Лорд Холлингфорд вспомнил слова сестры, когда услышал, как Роджер говорит Молли на прощание, уезжая из Тауэрз на следующий день:
– Значит, я могу передать отцу, что вы навестите его на будущей неделе? Вы даже не представляете себе, какое это доставит ему удовольствие. – Он уже совсем было собрался сказать «доставит нам», но шестое чувство подсказало ему, что пока лучше считать, что Молли дала обещание исключительно его отцу.
На следующий день Молли отправилась домой; она была поражена тем, как ей не хочется уезжать из Тауэрз. Девушка вдруг обнаружила, что ей трудно примирить давние воспоминания об этом особняке как о месте, где ей довелось терзаться страхом и одиночеством, с ее новыми нынешними представлениями. Она выздоровела и набралась сил, получила удовольствие, и в жизни ее забрезжила пока еще слабая, но все-таки надежда, в чем она боялась признаться даже самой себе. Поэтому едва ли стоит удивляться, что мистер Гибсон был поражен ее цветущим внешним видом, а на миссис Гибсон произвело неизгладимое впечатление ее вновь обретенные изящество и грациозность.
– Ах, Молли, – проворковала она, – как приятно видеть, что может сделать с девушкой небольшое избранное общество. Даже неделя, проведенная в кругу людей, кои бывают в Тауэрз, как кто-то однажды выразился об одной знатной даме, чье имя я позабыла, «сама по себе является классическим образованием». В тебе что-то неуловимо изменилось – je ne sçais quoi[152], – и это недвусмысленно подсказывает мне, что ты общалась с аристократами. Несмотря на все очарование моей обожаемой Синтии, это как раз то, чего ей недостает. Не то чтобы и мистер Гендерсон придерживался такого же мнения, потому что более преданного возлюбленного трудно себе представить… Он подарил ей парюру[153] из бриллиантов, и я была вынуждена заметить ему, что старалась привить дочери простоту вкусов и что он не должен баловать ее роскошью. Но я была несколько разочарована тем, что они отбыли в путешествие, не взяв с собой горничную. Впрочем, это было единственное упущение, пятно на солнце, так сказать. Дорогая Синтия… Я постоянно думаю о ней и уверяю тебя, Молли, ежевечерне перед сном молюсь о том, чтобы подыскать тебе такого же супруга. Но ты еще не рассказала мне, кого встретила в Тауэрз!

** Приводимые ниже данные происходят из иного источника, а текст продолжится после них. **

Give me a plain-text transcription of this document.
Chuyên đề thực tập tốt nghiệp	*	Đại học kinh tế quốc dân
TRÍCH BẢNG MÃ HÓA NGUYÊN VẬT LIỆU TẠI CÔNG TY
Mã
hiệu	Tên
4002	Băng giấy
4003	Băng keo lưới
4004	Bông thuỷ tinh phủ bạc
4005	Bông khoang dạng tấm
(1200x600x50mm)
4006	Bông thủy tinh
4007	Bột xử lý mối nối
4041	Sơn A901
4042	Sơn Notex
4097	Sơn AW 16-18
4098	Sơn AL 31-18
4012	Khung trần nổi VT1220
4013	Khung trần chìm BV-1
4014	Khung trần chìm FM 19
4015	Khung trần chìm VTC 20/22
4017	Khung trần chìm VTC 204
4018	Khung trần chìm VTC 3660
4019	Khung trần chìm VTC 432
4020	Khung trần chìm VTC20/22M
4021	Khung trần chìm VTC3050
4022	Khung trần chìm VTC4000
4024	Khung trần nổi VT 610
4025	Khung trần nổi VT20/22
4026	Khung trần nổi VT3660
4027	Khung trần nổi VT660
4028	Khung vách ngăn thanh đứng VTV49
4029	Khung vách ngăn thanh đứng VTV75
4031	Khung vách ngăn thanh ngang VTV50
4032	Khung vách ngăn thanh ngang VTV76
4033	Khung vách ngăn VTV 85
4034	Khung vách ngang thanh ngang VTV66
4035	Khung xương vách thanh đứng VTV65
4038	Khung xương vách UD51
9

Молли отбарабанила ей целый список имен. Роджер Хэмли шел последним.
– Однако! Этот молодой человек стремительно делает карьеру!
– Хэмли – семейство с родословной, которая куда длиннее, чем у Камноров, – заметила Молли и покраснела.
– Молли, немедленно оставь все мысли о равноправии. Титул – вот что отличает человека. Довольно уже того, что папа придерживается демократических взглядов. Но мы не станем ссориться. Теперь, оставшись одни, мы с тобой должны стать лучшими друзьями, на что я очень надеюсь и рассчитываю. Полагаю, Роджер Хэмли ничего не рассказывал тебе об этом несчастном маленьком Осборне Хэмли?
– Совсем напротив. Он говорит, что его отец буквально обожает малыша, да и сам он, похоже, очень гордится им.
– Так я и думала, что сквайр проникся сильной привязанностью. Пожалуй, тут не обошлось без этой француженки, наверняка это она постаралась. Посуди сама! Вот уже месяц или даже больше он и не вспоминает о тебе, хотя прежде ты была для него всем.
Минуло уже шесть недель с той поры, как о помолвке Синтии было объявлено публично, что могло иметь некоторое отношение к забывчивости сквайра, подумала Молли. Но она ограничилась тем, что сказала:
– Сквайр прислал мне приглашение погостить у них на будущей неделе, если вы ничего не имеете против, мама. Похоже, им нужна компаньонка для миссис Осборн Хэмли, которая чувствует себя там не очень уверенно.
– Даже не знаю, что и сказать. Мне не нравится, что твое имя будет ассоциироваться с француженкой, чье положение довольно двусмысленно и сомнительно. И мысль о том, чтобы лишиться своего дитя – теперь моей единственной дочери, – мне невыносима. Я пригласила к нам Хелен Киркпатрик, но она сможет приехать только через некоторое время. Наш дом нуждается в ремонте и обновлении. Папа наконец-то дал согласие обустроить еще одну комнату, потому что Синтия и мистер Гендерсон, разумеется, приедут навестить нас. И вообще, как мне представляется, визитеров у нас теперь станет намного больше, а из твоей спальни получится превосходный чулан… А тут еще Мария просит предоставить ей отпуск на неделю. Мне всегда очень не хочется лишать кого-либо удовольствия – это моя слабость, признаю, – но нам действительно было бы куда удобнее, если бы ты уехала из дома на несколько дней, так что на сей раз я пожертвую своим желанием иметь тебя в качестве компаньонки и попрошу папу отпустить тебя.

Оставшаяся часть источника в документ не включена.